I wrote this blog back in 2015 after the Supreme Court Ruled in favor of legalizing same sex marriages.
What do you think will happen now that we have a new President in office?
Marriage Equality All 50 States
Posted Friday, June 26, 2015, at 1:37 PM
After much anticipation and wait time, its here. The supreme Court has legalized same sex Marriages in all 50 States
Celebrations outside the Supreme Court today
MARRIAGE EQUALITY NATIONWIDE... 5-4...Kennedy: 'They Ask For Equal Dignity In The Eyes Of The Law. The Constitution Grants Them That Right.'...
The Supreme Court ruled today Will Discrimination against Gays & Lesbians finally get put to rest. I don't think so!
There's still no federal law protecting LGBT employees from discrimination. Twenty-one states and Washington, D.C., have passed employee non-discrimination laws, but it's still legal in many places -- even the U.S. Congress -- for employers to fire workers based on sexual orientation or gender identity.
Critics also have said religious freedom laws, which allow individuals or corporations to cite "religious beliefs" in a legal defense if they refuse to serve LGBT customers, are discriminatory. Indiana Gov. Mike Pence (R) signed a religious freedom bill into law this year, but asked that the law be revised after backlash from LGBT supporters.
"We can pass all of the laws we want and talk about public policy until we run out of air, but until our society stops thinking of queer people as deviant or corrupt or sinful or in any way less than non-queer people, nothing is going to change," said Noah Michelson, editorial director of The Huffington Post Voices and founding editor of Huffpost Gay Voices
Here's what our Governor had to say this Morning
BOISE -- Gov. C.L. "Butch" Otter responded Friday morning to the Supreme Court's 5-4 ruling legalizing gay marriage in all 50 states, calling the decision "truly disappointing."

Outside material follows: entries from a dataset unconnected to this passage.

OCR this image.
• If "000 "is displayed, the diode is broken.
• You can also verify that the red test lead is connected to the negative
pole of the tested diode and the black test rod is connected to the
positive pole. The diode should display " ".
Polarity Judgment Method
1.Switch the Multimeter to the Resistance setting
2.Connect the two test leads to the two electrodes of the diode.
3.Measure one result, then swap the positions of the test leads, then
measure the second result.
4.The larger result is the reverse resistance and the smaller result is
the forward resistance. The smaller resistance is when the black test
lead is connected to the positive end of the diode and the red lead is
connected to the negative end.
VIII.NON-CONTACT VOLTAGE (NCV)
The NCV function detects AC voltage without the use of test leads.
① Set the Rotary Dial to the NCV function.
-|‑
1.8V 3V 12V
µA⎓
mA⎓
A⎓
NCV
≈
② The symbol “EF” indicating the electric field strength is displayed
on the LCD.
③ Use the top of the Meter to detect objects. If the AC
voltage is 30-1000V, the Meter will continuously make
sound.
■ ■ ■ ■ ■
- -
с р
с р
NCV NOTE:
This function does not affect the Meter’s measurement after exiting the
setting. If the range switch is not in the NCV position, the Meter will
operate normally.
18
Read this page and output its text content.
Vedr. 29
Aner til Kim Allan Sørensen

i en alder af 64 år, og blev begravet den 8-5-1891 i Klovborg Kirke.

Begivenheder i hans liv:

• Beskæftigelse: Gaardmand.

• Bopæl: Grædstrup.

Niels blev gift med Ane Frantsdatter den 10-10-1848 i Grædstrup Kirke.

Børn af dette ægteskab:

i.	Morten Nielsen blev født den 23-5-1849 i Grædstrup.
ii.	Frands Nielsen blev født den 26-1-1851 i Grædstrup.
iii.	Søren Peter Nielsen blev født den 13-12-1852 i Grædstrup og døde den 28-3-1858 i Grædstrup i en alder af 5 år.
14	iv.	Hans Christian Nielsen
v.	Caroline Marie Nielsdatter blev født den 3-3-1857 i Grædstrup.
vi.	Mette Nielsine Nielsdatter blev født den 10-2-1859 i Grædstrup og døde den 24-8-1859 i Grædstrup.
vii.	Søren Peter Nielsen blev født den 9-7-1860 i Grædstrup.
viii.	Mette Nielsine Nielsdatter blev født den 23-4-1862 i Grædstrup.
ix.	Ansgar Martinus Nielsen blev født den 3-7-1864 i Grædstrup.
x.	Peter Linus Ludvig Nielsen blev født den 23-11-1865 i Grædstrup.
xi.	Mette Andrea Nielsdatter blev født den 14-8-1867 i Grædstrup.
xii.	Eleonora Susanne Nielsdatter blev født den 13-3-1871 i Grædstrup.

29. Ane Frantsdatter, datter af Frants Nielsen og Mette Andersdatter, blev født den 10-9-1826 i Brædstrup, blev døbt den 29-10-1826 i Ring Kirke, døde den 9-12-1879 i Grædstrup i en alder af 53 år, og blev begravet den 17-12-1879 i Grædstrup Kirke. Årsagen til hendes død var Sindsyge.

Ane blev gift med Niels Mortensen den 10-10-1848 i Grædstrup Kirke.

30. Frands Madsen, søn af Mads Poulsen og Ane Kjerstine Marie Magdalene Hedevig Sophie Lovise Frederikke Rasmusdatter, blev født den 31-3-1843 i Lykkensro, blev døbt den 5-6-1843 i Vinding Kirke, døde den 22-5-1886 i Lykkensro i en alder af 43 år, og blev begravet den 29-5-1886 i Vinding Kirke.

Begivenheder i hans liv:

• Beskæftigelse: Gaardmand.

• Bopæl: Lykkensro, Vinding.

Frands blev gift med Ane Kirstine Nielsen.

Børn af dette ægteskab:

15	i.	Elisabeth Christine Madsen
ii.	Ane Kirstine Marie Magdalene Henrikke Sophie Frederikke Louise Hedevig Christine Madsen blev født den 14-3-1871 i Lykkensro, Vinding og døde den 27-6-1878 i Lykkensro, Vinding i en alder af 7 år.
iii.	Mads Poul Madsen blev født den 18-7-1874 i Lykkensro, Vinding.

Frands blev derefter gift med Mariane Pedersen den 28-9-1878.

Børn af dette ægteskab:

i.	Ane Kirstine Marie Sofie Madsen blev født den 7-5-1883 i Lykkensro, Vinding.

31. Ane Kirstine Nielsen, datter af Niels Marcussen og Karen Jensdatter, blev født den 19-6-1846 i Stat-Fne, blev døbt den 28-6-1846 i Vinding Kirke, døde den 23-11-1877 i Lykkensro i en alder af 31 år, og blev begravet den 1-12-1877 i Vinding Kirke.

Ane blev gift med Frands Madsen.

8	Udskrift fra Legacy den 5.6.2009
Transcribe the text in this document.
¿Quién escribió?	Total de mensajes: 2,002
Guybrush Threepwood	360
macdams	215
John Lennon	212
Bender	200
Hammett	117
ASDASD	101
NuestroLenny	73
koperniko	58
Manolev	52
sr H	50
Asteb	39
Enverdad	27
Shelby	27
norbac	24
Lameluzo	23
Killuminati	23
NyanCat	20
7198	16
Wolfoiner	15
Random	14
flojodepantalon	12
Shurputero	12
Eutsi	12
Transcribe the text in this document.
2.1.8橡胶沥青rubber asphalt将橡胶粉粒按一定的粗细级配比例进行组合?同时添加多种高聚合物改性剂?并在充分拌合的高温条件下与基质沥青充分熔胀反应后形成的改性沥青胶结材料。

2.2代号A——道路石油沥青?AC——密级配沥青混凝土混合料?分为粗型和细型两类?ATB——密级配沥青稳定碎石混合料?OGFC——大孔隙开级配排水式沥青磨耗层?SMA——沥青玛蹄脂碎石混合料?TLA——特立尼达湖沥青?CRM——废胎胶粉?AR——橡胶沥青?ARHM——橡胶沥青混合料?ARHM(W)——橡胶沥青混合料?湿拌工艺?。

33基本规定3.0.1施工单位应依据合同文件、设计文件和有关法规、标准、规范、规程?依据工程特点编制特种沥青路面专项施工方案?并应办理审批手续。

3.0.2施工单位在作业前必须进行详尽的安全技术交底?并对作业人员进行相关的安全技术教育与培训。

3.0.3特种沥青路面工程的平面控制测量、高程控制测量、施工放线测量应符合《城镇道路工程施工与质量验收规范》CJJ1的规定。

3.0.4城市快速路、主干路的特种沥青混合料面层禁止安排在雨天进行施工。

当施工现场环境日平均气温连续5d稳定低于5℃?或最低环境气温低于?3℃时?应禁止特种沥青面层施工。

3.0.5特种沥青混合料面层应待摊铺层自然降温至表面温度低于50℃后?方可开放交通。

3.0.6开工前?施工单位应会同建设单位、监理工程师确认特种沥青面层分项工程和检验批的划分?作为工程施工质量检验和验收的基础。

"Today's decision is truly disappointing for states, including Idaho, where the people chose to define marriage for themselves as between one man and one woman," he said in a statement. "I have maintained from the very beginning that it should be the prerogative of the states -- not the courts -- to determine whether same-sex marriage is consistent with the values, character, and moral fabric of that particular state. That is why it was especially troubling that the Court treated the 10th Amendment as a footnote, instead of the guiding principle our founding fathers intended.